Mendengar suara Windy, Hana langsung menoleh ke sumber suara. "Windy? Kamu sudah pulang?" tanyanya dengan wajah tak enak.

Windy berjalan masuk dan menatap pakaian-pakaian itu. "Kak, kenapa kakak membongkar semua isi lemari kita?"

"Oh, ini?" Hana meringis. "Aku sedang mencari seragam sekolahku yang dulu. Kamu melihatnya?" tanya Hana.

Windy menggeleng. "Memangnya apa yang akan kakak lakukan dengan seragam itu?"

Hana menggaruk tengkuknya yang tidak gatal, sesungguhnya ia juga tidak tahu maksud Jonathan memintanya untuk memakai seragam sekolah malam ini. "Aku juga tidak tahu. Ini permintaan pak Jonathan."

Windy tersentak. "P- pak Jonathan?"

Hana menganggukkan kepala. "Aku takut dia akan marah jika aku tidak melakukan perintahnya malam ini."

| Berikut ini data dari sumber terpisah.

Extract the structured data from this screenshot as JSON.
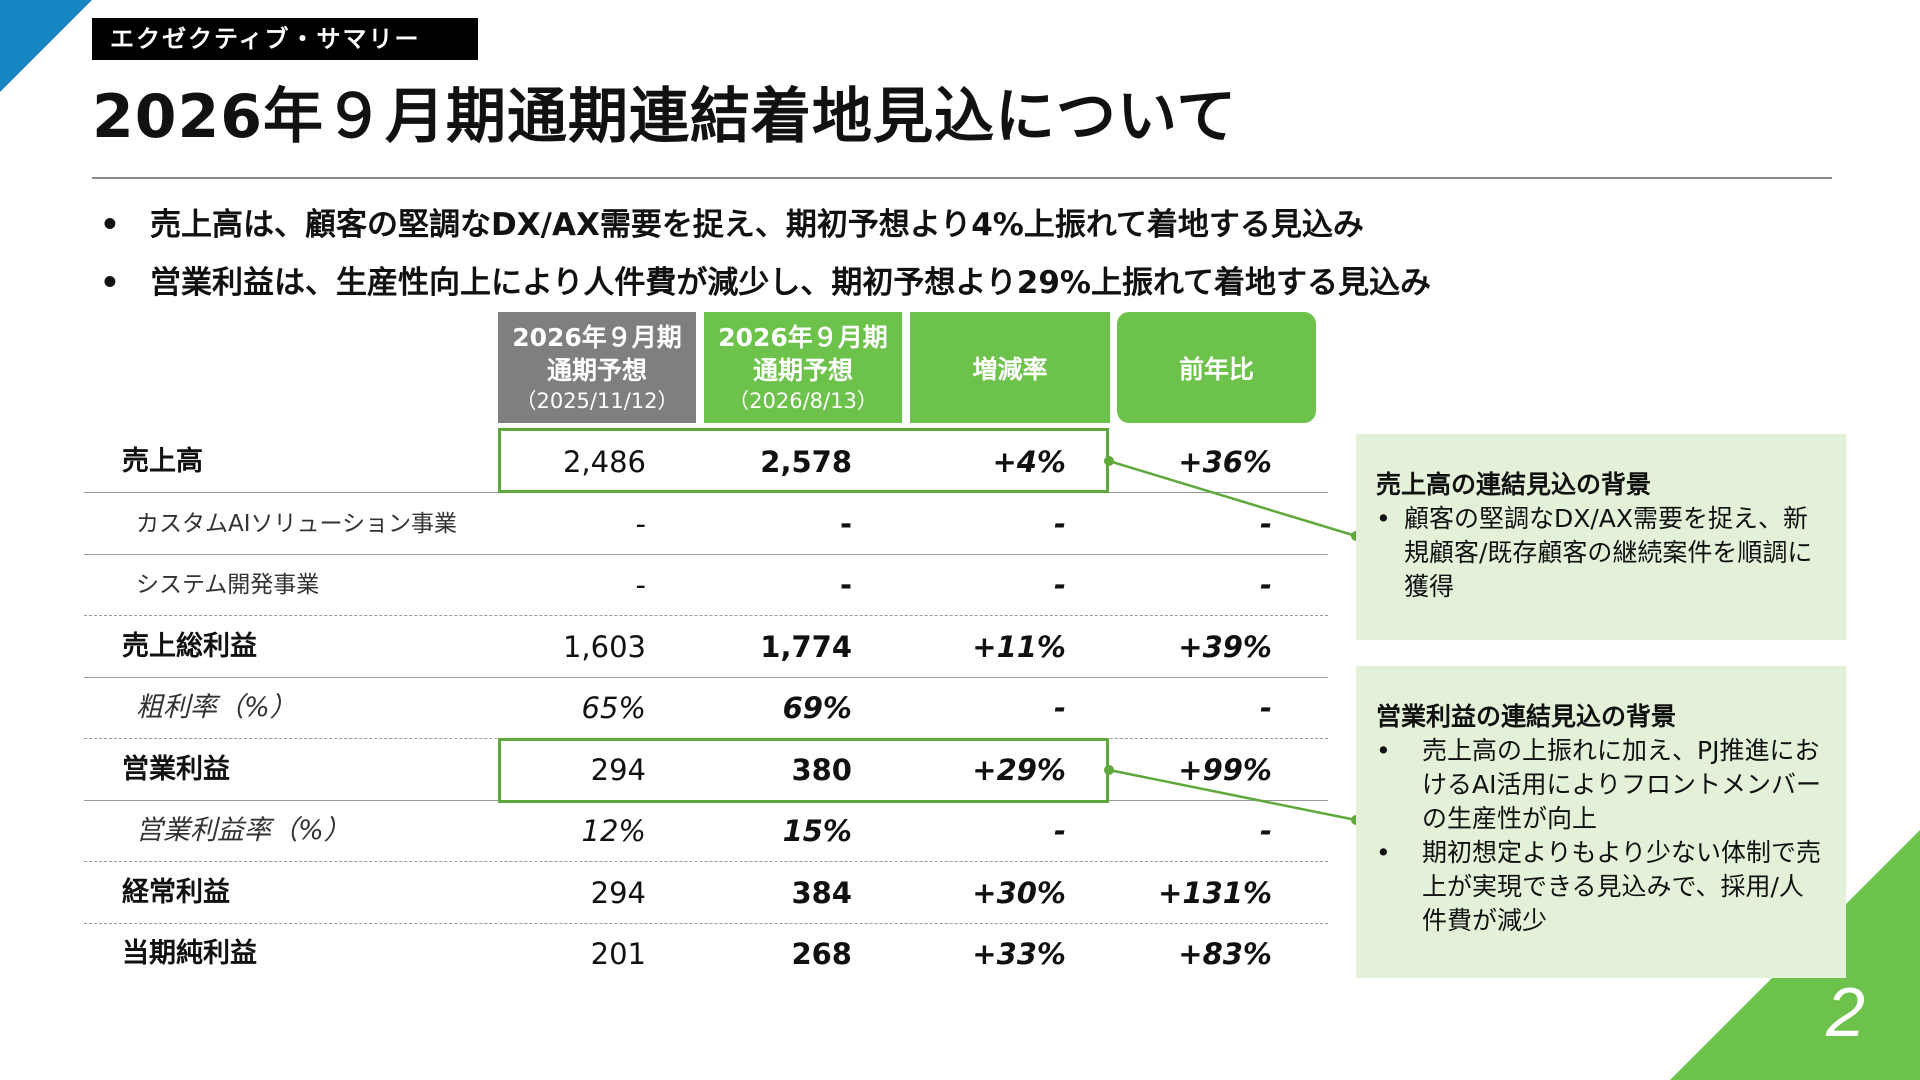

"Tunggu sebentar," sela Windy. Hana membulatkan matanya saat menyaksikan Windy yang seketika menanggalkan seragam yang ia kenakan. "Windy ..."

"Pakai saja pakaianku." Windy menyerahkan baju putih dan rok abu-abunya. Tentu saja Windy langsung merasa bersalah saat mendengar ucapan Hana. Kakaknya itu mengorbankan dirinya demi dia dan ibunya. Setidaknya ada satu hal yang Windy lakukan untuk membantu kakaknya.

Hana menatap pakaian itu "Tapi kan ..."

"Tidak apa-apa, Kak. Aku akan membeli yang baru." Hana menghela napas. Dengan berat hati ia pun menerima pakaian itu.

***

Jonathan meletakkan majalahnya begitu mendengar suara pintu kamar mandi yang terbuka. Jonathan tersenyum puas, Hana sudah memakai apa yang Jonathan minta. Kali ini temanya adalah bercinta dengan anak sekolah. Gila bukan? Ya, Jonathan memang gila. Ia ingin bermain puas-puasan dengan tubuh Hana sebelum ia tak dapat lagi merasakannya.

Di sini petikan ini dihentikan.